Modified Johnson classification for gastric ulcer. I. Lesser curve, incisura. II. Body of stomach, incisura + duodenal ulcer (active or healed). III. Prepyloric. IV. High on lesser curve, near gastroesophageal junction. V. Medication-induced (NSAID/acetylsalicylic acid), anywhere in stomach. [Reproduced with permission from Fisher WE, Brunicardi FC: Benign gastric ulcer, in Cameron JL (ed): Current Surgical Therapy, 9th ed. Philadelphia: Mosby Elsevier, 2008, p 81. Copyright Elsevier.]
Chronic use of NSAIDs (including aspirin) increases the risk of peptic ulcer disease about 5-fold and upper GI bleeding about 4-fold.60,61 Complications of PUD (specifically hemorrhage and perforation) are much more common in patients taking NSAIDs. More than half of patients who present with peptic ulcer hemorrhage or perforation report the recent use of NSAIDs, including aspirin. Many of these patients remain asymptomatic until they develop these life-threatening complications.

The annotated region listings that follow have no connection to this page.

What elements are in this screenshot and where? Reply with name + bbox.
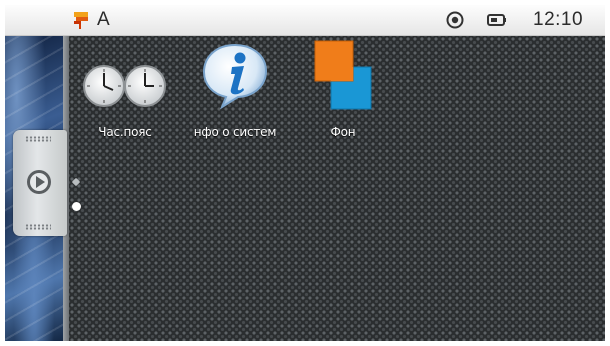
status-letter: A <box>97 9 110 30</box>
target-icon[interactable] <box>446 11 464 29</box>
app-system-info[interactable]: нфо о систем <box>185 43 285 145</box>
grip-bottom <box>25 224 51 230</box>
grip-top <box>25 136 51 142</box>
device-screen: A 12:10 Час.пояс нфо о систем Фон <box>5 5 605 341</box>
side-panel-handle[interactable] <box>13 130 67 236</box>
page-dot-2[interactable] <box>72 202 81 211</box>
clock-time: 12:10 <box>533 9 584 30</box>
battery-icon <box>487 14 506 26</box>
info-icon <box>202 43 268 109</box>
app-world-clock[interactable]: Час.пояс <box>77 45 173 145</box>
wallpaper-icon <box>314 40 372 110</box>
flag-icon[interactable] <box>71 9 93 31</box>
app-label: Фон <box>330 125 356 139</box>
play-icon[interactable] <box>25 168 53 196</box>
app-wallpaper[interactable]: Фон <box>301 40 385 145</box>
app-label: Час.пояс <box>98 125 152 139</box>
app-label: нфо о систем <box>193 125 277 139</box>
status-bar: A 12:10 <box>5 5 605 36</box>
world-clocks-icon <box>83 65 166 107</box>
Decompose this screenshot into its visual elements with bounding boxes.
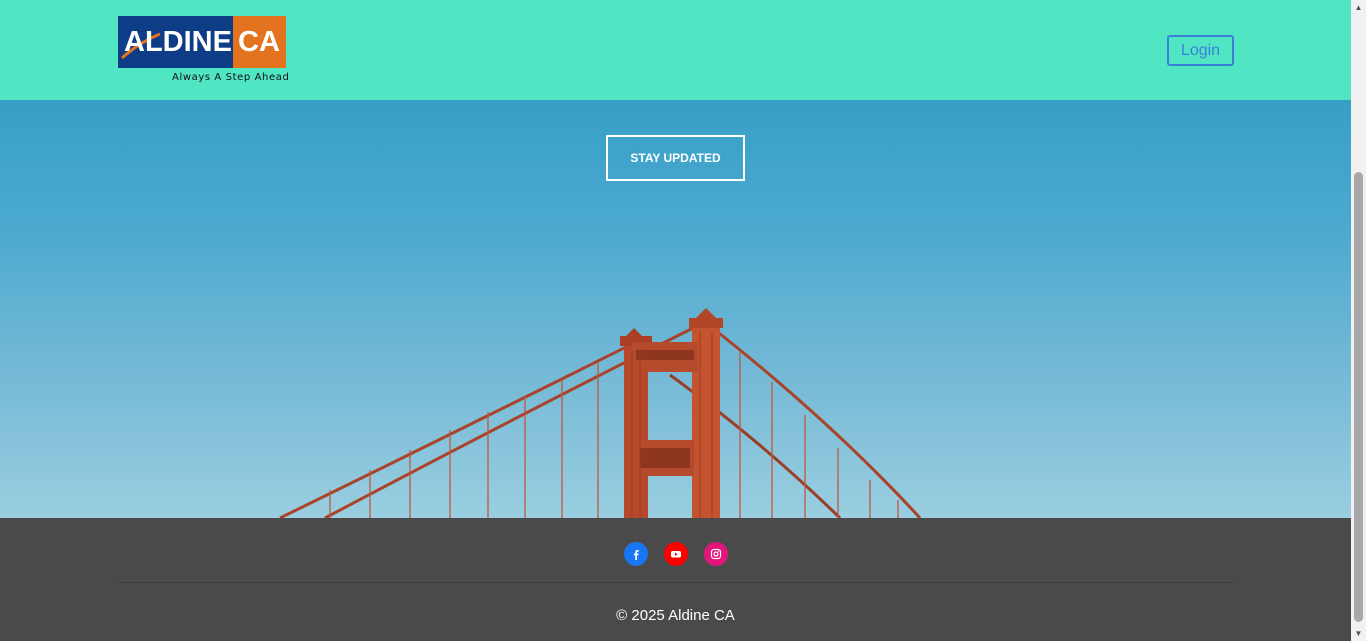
- login-button[interactable]: Login: [1167, 35, 1234, 66]
- hero-section: STAY UPDATED: [0, 100, 1351, 518]
- vertical-scrollbar[interactable]: ▲ ▼: [1351, 0, 1366, 641]
- instagram-icon[interactable]: [704, 542, 728, 566]
- facebook-icon[interactable]: [624, 542, 648, 566]
- site-header: ALDINE CA Always A Step Ahead Login: [0, 0, 1351, 100]
- youtube-icon[interactable]: [664, 542, 688, 566]
- logo-tagline: Always A Step Ahead: [172, 72, 290, 83]
- logo-text-aldine: ALDINE: [124, 26, 232, 58]
- scroll-up-arrow-icon[interactable]: ▲: [1351, 0, 1366, 15]
- footer-divider: [118, 582, 1234, 583]
- logo-text-ca: CA: [238, 26, 280, 58]
- page: ALDINE CA Always A Step Ahead Login STAY…: [0, 0, 1351, 641]
- social-links: [624, 542, 728, 566]
- copyright-text: © 2025 Aldine CA: [616, 607, 735, 624]
- stay-updated-button[interactable]: STAY UPDATED: [606, 135, 745, 181]
- site-footer: © 2025 Aldine CA: [0, 518, 1351, 641]
- scrollbar-thumb[interactable]: [1354, 172, 1363, 622]
- scroll-down-arrow-icon[interactable]: ▼: [1351, 626, 1366, 641]
- aldine-ca-logo[interactable]: ALDINE CA Always A Step Ahead: [118, 16, 290, 86]
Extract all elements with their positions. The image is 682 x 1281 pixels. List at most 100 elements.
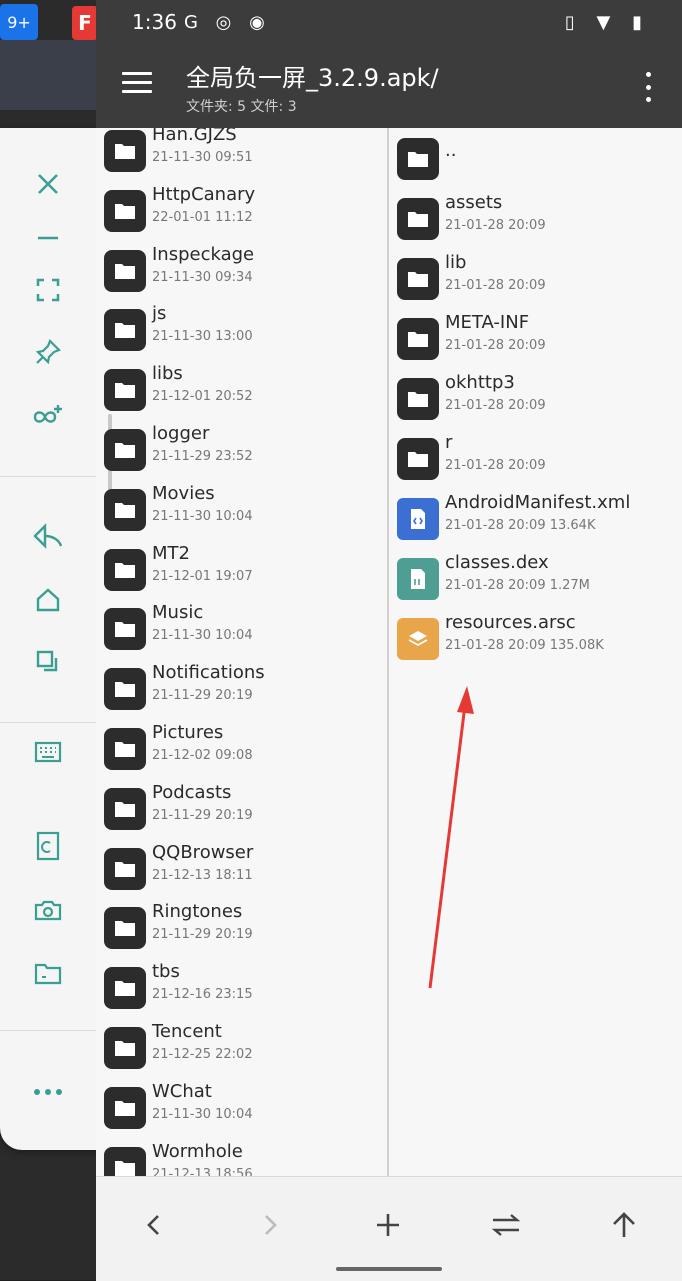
folder-icon <box>104 249 146 292</box>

The overall risk of significant serious adverse GI events in patients taking NSAIDs is more than three times that of controls (Table 26-6). This risk increases to five times in patients more than age 60 years old. In elderly patients taking NSAIDs, the likelihood that they will require an operation related to a GI complication is 10 times that of the control group, and the risk that they will die from a GI cause is about four and one-half times higher. This problem is put into perspective when one realizes that approximately 20 million patients in the United States take NSAIDs on a regular basis; probably more regularly take aspirin. Persons who take NSAIDs also have a higher hospitalization rate for serious GI events than those who do not.